Disease recurrence was defined as a PSMA-avid lesion, corresponding to a morphological substrate on CT or MRI imaging.
All images were interpreted by at least one experienced nuclear medicine physician, and two experienced radiologists. When conflicting interpretations were identified, they were resolved by panel discussion and consensus between all of the reviewing physicians.
During the study period, 95 patients with BCR underwent restaging imaging at our institution. Of these, 24 were excluded due to MRI contraindications or refusal by the patient to have the second scan. In 37 patients the PET/MRI could not be performed after the PET/CT due to time constraints or accessibility of the PET/MRI scanner. Ultimately, a total of 34 patients met inclusion criteria and underwent both PET/CT and PET/MRI per the study protocol and were analyzed. The mean age was 67.6 (range 46-86) and the mean PSA was 3.76 ng/dl (range 6.01-16.68). Detection of local and/or distant recurrence was found in 25 of patients. Of these, 13 were local, 4 were distant, and 8 were both. Study concordance between PET/MRI and PET/CT was observed in 31 of 34 patients (91%). In these cases, there were no discrepancies of even a single lesion (local recurrence, lymph node, distant metastasis).
The 3 cases of discordant imaging results are as follows:
In 2 cases there were metabolically active PC foci on PET/CT that were indistinguishable on PET/MRI; in fact, in one case the prostate bed could not be assessed at all on the PET/MRI. In another, a clearly PSMA avid lymph node on PET/CT could not be verified in PET/MRI due to “halo artifact”, a typical artifact formation in PET/MRI, which interferes with the detection of malignant lesions .
Conversely, in one case PET/MRI demonstrated 4 avid lymph nodes, whereas PET/CT only identified 2 lymph node-metastases.
Nine patients with BCR had a negative study with both imaging devices. The PSA level tended to be a predictor of positivity, which has been demonstrated previously.
Detection of early recurrent prostate cancer poses several challenges. Many different modalities are being evaluated, however, few studies provide a direct comparison of the diagnostic capability between hybrid 68Ga-PSMA PET/CT with 68Ga-PSMA PET/MRI in a well-defined population of biochemical recurrent PC. The Department of Nuclear Medicine of the Bundeswehr Central Hospital, Koblenz has carried out nearly 200 examinations with the PSMA PET/CT since July 2015, making it an ideal center to perform a comparative study. After first establishing a diagnostic protocol for PET/MRI, we then performed sequential imaging with PET/CT followed by PET/MRI on 34 patients with BCR. Surprisingly, we found no significant difference in diagnostic performance for local recurrence and/or lymph node findings or distant metastases.

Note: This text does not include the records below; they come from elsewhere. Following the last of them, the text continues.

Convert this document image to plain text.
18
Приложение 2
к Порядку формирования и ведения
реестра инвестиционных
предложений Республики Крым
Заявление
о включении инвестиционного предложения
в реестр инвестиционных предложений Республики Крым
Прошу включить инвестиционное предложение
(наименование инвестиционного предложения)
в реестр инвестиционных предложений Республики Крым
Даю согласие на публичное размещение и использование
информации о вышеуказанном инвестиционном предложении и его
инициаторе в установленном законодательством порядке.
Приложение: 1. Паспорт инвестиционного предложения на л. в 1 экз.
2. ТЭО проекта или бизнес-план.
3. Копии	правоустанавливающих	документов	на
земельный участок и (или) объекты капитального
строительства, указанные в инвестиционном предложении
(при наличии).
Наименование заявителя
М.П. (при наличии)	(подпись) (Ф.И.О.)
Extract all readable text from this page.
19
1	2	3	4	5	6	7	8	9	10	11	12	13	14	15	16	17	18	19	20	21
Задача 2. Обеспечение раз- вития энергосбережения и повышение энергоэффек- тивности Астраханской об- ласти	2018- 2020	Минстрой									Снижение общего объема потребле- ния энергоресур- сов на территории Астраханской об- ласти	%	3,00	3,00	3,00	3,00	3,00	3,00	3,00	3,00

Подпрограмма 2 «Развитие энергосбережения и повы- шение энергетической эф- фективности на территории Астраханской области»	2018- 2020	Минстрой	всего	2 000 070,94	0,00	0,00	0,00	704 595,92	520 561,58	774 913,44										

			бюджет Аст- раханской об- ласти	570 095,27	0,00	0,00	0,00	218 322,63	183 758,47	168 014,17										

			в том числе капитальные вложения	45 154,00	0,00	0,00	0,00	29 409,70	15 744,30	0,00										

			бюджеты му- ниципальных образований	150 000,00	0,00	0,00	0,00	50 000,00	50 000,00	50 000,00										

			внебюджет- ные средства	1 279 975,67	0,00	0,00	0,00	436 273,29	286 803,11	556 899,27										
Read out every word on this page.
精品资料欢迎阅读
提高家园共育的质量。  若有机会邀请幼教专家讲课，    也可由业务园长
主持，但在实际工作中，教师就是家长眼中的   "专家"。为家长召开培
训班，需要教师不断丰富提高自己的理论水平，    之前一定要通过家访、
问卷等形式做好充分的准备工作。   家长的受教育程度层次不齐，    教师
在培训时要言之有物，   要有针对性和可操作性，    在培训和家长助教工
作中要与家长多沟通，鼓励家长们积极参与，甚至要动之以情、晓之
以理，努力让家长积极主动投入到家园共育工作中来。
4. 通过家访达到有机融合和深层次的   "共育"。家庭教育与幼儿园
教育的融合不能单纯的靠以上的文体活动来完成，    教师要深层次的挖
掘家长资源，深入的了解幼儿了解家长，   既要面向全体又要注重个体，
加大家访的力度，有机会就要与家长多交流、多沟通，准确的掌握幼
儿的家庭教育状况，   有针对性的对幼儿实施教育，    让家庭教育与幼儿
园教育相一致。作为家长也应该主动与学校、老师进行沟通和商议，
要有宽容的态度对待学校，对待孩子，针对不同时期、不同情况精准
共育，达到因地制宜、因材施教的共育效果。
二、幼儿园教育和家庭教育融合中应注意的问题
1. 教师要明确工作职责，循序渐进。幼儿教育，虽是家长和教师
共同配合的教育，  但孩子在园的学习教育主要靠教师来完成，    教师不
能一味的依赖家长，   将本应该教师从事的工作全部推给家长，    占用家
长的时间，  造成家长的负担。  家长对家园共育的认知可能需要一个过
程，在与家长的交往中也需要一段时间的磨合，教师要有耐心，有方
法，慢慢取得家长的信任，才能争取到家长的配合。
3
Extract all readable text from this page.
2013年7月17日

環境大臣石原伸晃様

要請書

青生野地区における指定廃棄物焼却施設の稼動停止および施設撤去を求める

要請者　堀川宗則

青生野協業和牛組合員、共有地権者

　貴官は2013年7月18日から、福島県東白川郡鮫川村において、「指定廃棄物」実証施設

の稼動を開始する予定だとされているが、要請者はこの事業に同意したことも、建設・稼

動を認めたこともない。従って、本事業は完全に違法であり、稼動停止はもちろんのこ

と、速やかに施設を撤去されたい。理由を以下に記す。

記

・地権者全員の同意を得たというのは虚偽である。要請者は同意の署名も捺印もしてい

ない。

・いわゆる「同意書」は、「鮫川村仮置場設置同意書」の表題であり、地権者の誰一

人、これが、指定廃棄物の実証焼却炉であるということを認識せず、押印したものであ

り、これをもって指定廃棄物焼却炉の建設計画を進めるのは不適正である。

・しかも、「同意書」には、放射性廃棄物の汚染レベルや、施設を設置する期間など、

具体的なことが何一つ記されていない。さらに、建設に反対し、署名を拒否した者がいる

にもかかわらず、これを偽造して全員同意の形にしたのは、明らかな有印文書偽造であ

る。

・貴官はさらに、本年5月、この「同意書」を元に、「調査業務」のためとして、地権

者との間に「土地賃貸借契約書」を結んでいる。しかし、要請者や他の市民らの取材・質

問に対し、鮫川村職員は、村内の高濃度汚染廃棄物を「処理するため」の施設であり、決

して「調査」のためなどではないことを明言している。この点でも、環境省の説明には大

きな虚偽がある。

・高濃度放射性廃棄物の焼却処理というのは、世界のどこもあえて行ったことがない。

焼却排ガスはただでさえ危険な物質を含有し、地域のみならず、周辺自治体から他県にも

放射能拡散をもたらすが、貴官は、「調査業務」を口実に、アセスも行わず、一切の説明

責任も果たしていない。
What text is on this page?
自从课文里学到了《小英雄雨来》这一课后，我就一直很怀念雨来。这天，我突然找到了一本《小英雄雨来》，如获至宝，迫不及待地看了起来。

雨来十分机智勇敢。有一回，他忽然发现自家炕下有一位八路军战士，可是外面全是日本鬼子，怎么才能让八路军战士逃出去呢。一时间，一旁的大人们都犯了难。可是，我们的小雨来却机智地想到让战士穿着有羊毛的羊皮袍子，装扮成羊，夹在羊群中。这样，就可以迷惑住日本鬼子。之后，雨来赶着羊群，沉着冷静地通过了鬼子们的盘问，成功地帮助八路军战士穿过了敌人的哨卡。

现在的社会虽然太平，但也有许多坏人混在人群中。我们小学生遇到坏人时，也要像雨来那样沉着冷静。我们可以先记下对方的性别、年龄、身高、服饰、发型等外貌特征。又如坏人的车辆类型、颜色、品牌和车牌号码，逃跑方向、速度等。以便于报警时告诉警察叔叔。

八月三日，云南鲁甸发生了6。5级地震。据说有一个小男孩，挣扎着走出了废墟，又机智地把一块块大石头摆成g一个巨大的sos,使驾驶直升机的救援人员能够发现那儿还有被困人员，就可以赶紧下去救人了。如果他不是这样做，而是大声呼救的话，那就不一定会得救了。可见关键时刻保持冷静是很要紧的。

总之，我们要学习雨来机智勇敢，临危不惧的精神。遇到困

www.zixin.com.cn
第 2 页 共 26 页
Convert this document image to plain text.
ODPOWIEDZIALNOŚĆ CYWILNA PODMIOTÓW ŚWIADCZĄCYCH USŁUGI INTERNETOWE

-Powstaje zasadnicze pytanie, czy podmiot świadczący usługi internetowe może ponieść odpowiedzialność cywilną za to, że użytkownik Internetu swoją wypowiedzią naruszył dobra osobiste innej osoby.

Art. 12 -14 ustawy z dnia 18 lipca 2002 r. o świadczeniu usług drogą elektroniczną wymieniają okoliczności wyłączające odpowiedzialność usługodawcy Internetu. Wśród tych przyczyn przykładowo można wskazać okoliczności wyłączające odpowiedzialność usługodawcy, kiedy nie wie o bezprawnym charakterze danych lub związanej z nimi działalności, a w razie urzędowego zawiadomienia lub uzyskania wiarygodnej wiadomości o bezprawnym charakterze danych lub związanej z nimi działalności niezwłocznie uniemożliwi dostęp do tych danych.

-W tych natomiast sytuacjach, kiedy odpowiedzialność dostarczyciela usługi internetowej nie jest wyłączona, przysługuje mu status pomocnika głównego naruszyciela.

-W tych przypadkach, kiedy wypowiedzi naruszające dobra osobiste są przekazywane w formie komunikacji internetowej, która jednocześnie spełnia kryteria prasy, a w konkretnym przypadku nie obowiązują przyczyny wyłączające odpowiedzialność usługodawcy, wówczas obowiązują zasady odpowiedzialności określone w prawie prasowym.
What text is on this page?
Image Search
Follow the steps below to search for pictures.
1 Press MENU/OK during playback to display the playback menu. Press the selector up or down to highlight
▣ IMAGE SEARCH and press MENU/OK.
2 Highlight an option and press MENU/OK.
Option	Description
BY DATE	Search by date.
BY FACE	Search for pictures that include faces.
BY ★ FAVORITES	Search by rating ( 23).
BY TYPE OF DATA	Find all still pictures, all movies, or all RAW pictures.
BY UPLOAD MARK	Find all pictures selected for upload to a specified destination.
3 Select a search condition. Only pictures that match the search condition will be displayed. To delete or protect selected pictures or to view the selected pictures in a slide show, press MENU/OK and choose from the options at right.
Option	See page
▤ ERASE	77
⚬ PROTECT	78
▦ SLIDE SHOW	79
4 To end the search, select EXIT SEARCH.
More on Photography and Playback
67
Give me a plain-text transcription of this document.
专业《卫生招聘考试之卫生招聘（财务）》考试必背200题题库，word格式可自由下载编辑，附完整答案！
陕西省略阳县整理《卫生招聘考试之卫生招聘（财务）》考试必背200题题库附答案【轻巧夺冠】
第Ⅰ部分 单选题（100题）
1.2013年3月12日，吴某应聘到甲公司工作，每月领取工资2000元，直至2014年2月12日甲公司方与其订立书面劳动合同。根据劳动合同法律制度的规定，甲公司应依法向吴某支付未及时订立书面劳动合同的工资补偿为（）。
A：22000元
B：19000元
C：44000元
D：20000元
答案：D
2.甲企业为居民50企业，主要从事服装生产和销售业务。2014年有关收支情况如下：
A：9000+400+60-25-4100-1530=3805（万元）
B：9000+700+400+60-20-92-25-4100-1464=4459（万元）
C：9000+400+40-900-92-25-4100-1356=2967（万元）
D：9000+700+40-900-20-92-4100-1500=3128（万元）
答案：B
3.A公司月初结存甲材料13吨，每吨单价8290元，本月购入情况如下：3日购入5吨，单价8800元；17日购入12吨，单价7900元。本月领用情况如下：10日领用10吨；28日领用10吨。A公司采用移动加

In general, PET/MRI proved not to be superior to PET/CT, which was clearly attributed to halo artifacts surrounding the bladder, a finding that has been reported previously . The bladder had a strong organ-to-background uptake ratio, which is thought to obscure potential nearby lesion. Prompt gamma decay has been discussed as co-factor for these artifacts . As a consequence, more sophisticated scatter algorithms have to be implemented in the/our clinical routine in the future .
The PET-signal itself is the key factor to detect location of recurrence or metastases by PSMA PET in patients with prostate cancer, independent of the morphological device (CT or MRI).